Insofern sodann der Schuldner einwendet, die Wohnung verliere dadurch baurechtlich ihren Status als Wohnung, ist dies schlicht Unsinn. Hierbei geht es dem mit einer Nichtanhörungsrüge gem. § 321 a ZPO schriftsätzlich tätigen und (rechtlich unkundigen) Schuldner lediglich darum, die Zwangsvollstreckung in die Länge zu ziehen und vermeintliche Fallstricke prozessual herbeizuführen, die zwischenzeitliche Bearbeitungszeit der Gerichte auszunutzen und gegen einen missliebigen Beschluss des Landgerichts jedes weitere, gerade noch denkbare oder schlicht nicht mehr vertretbare Rechtsmittel ins Feld zu führen.  Das wird nicht funktionieren. Die Anträge sind bereits gestellt. Es wird bald gehandelt. So. Und nicht anders.

Gute Zeiten – schlechte Zeiten. Nicht unbekannt ist, dass ein Mensch, der zu viel redet, irgendwann tatsächlich auf ‚taube Ohren‘ stösst. Darin liegt natürlich auch eine Gefahr für die Gerechtigkeit in Deutschland.
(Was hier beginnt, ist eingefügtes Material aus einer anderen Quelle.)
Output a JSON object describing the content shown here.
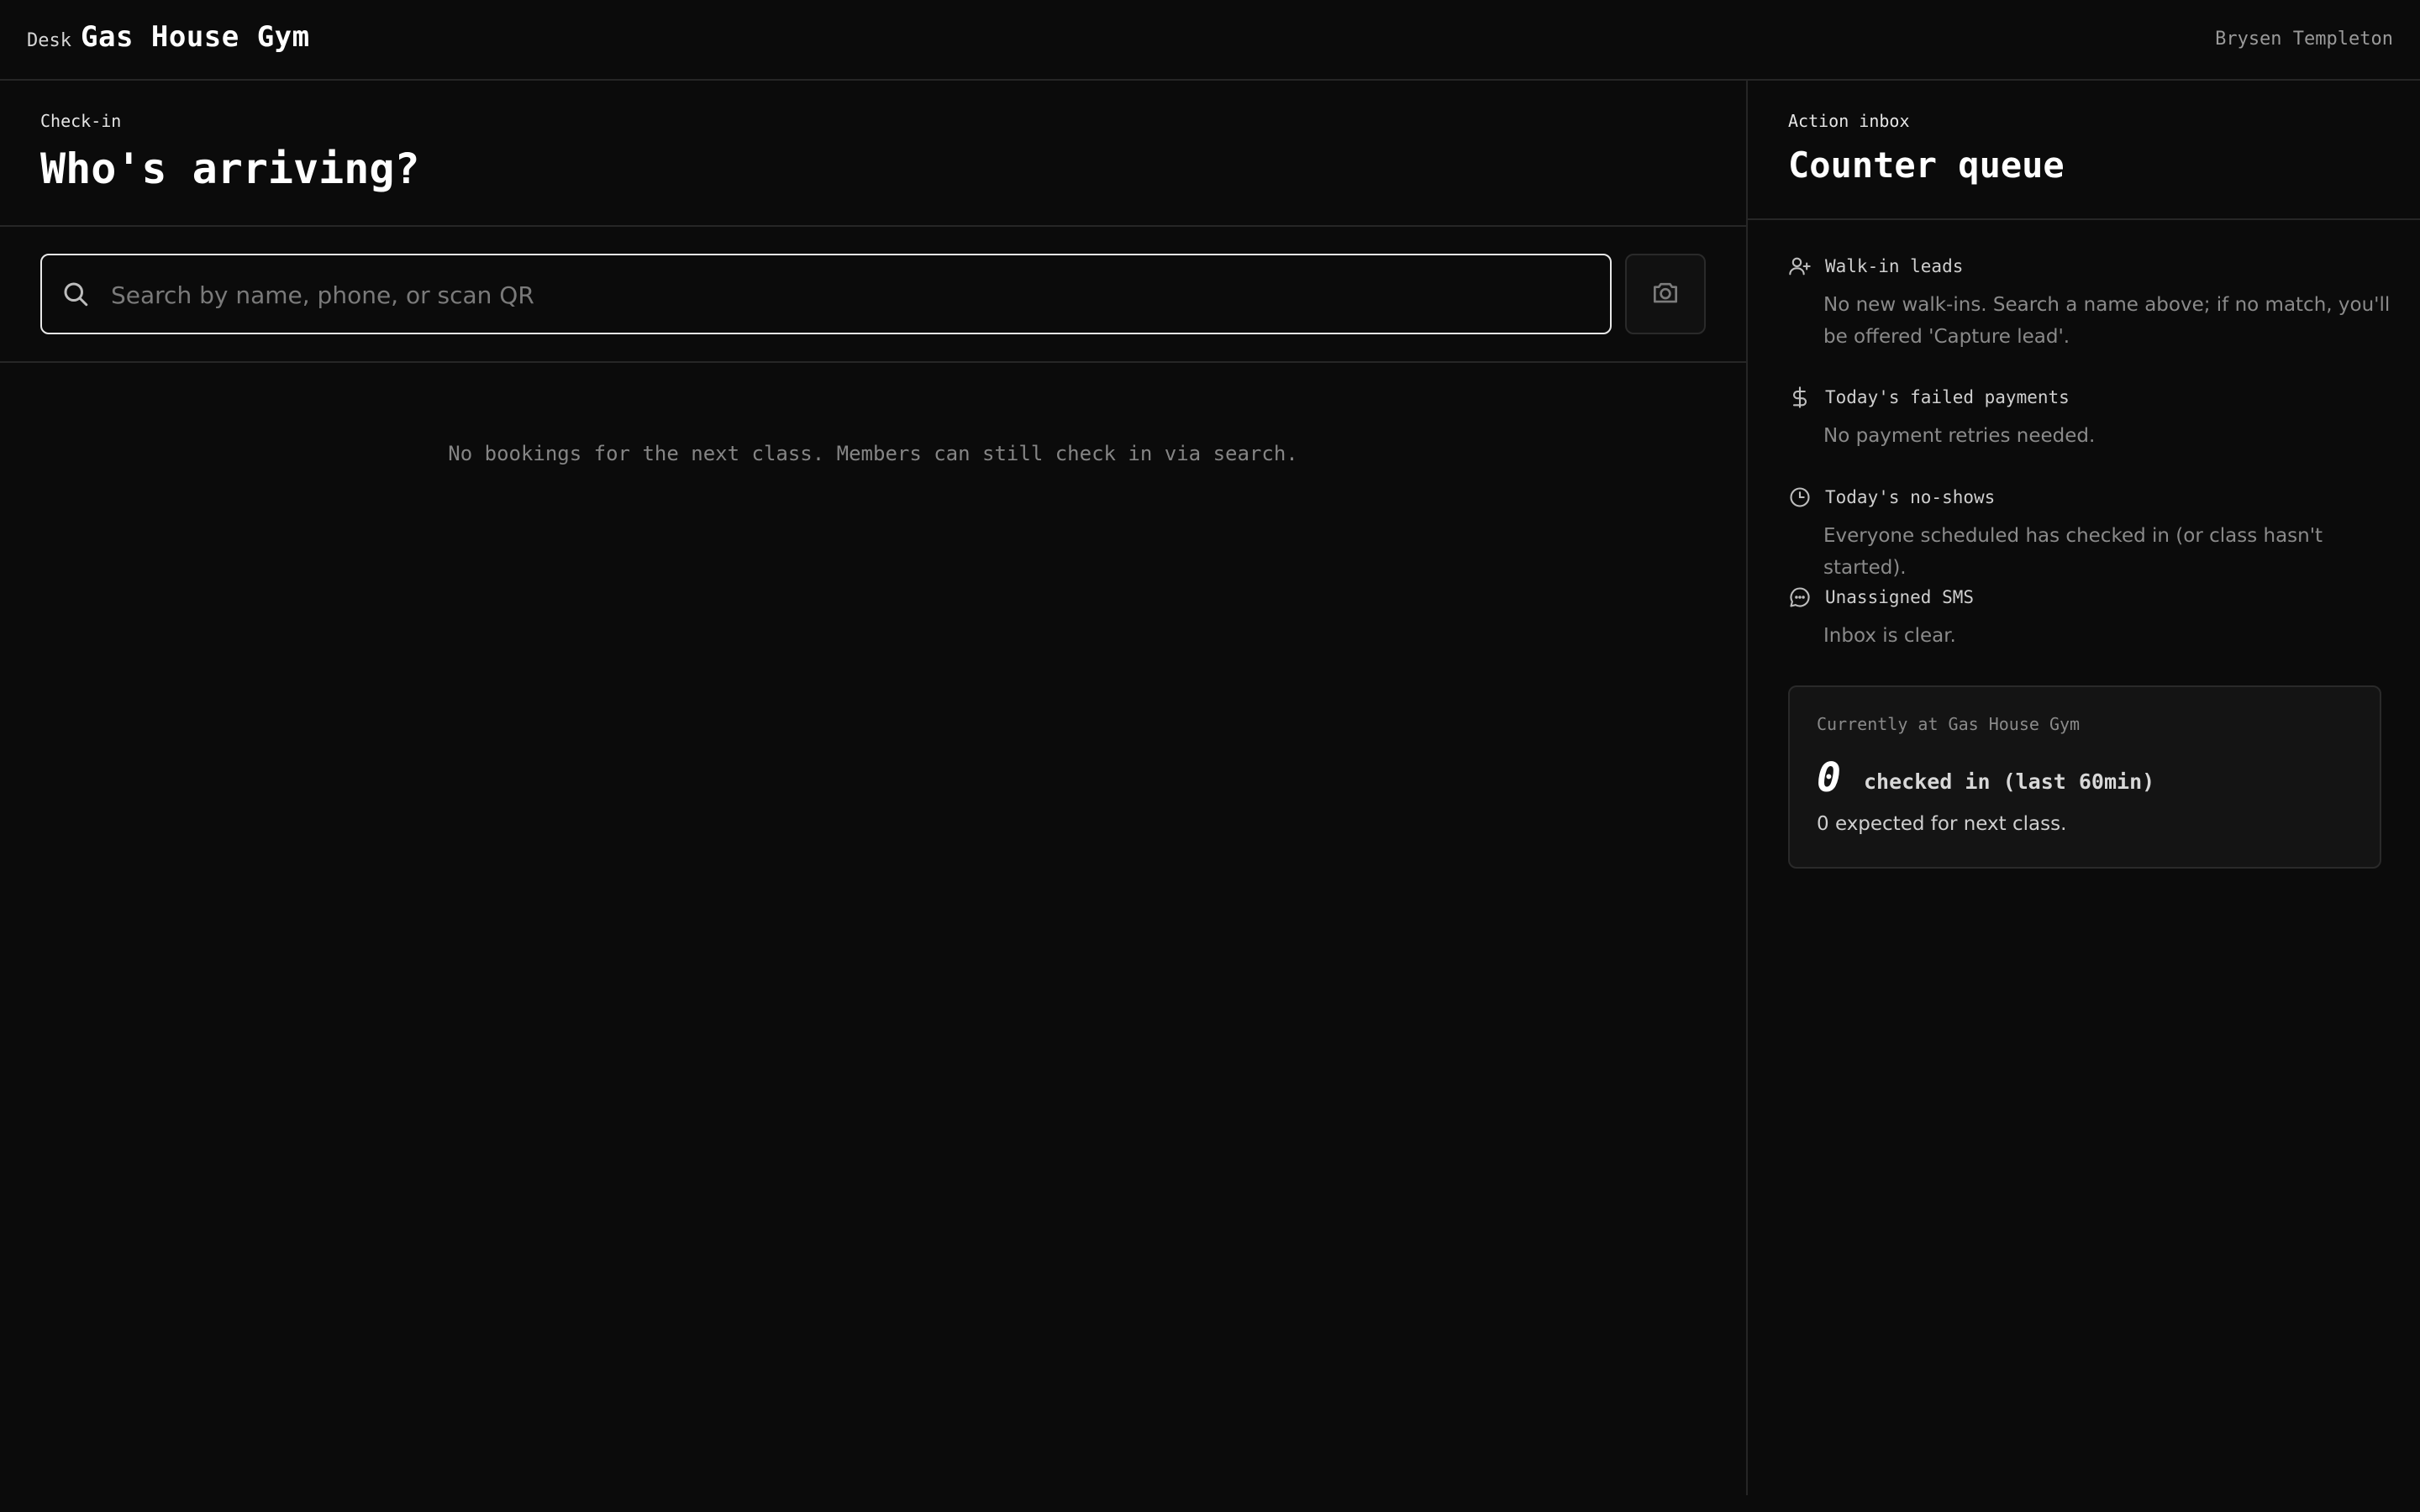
{
  "header": {
    "prefix": "Desk",
    "gym_name": "Gas House Gym",
    "user_name": "Brysen Templeton"
  },
  "checkin": {
    "eyebrow": "Check-in",
    "title": "Who's arriving?",
    "search_placeholder": "Search by name, phone, or scan QR",
    "search_value": "",
    "empty_message": "No bookings for the next class. Members can still check in via search."
  },
  "inbox": {
    "eyebrow": "Action inbox",
    "title": "Counter queue",
    "items": [
      {
        "icon": "user-plus-icon",
        "label": "Walk-in leads",
        "description": "No new walk-ins. Search a name above; if no match, you'll be offered 'Capture lead'."
      },
      {
        "icon": "dollar-icon",
        "label": "Today's failed payments",
        "description": "No payment retries needed."
      },
      {
        "icon": "clock-icon",
        "label": "Today's no-shows",
        "description": "Everyone scheduled has checked in (or class hasn't started)."
      },
      {
        "icon": "message-icon",
        "label": "Unassigned SMS",
        "description": "Inbox is clear."
      }
    ],
    "presence": {
      "label": "Currently at Gas House Gym",
      "count": "0",
      "unit": "checked in (last 60min)",
      "subtext": "0 expected for next class."
    }
  },
  "colors": {
    "background": "#0b0b0b",
    "border": "#262626",
    "text_primary": "#ffffff",
    "text_muted": "#8a8a8a"
  }
}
So kommen Entscheidungen zustande, die erst in der dritten von drei Instanzen, endinstanzlich, komplett umgestossen werden zur ‚reinen Heilslehre‘. Wer sich in zwei Instanzen sicher wiegt, weil die eigene Linie sich bestätigt durch Entscheidungen, kann in der dritten Instanz tatsächlich Probleme bekommen. Denn dort ist neues Tatsachenvorbringen nicht mehr möglich. Hinweise gibt es nicht, dann tagt ein ‚Rat der Götter‘, unwillig, noch neue Tatsachen zu beraten. Man brütet über dem zwei Instanzen umfassenden Vortrag.  Hier und heute allerdings, hat niemand ernstlich den Eindruck, dass die Gehörsrüge des Zwangsvollstreckungsschuldners argumentativ sticht. Es ist eher eine Art Kasperletheater.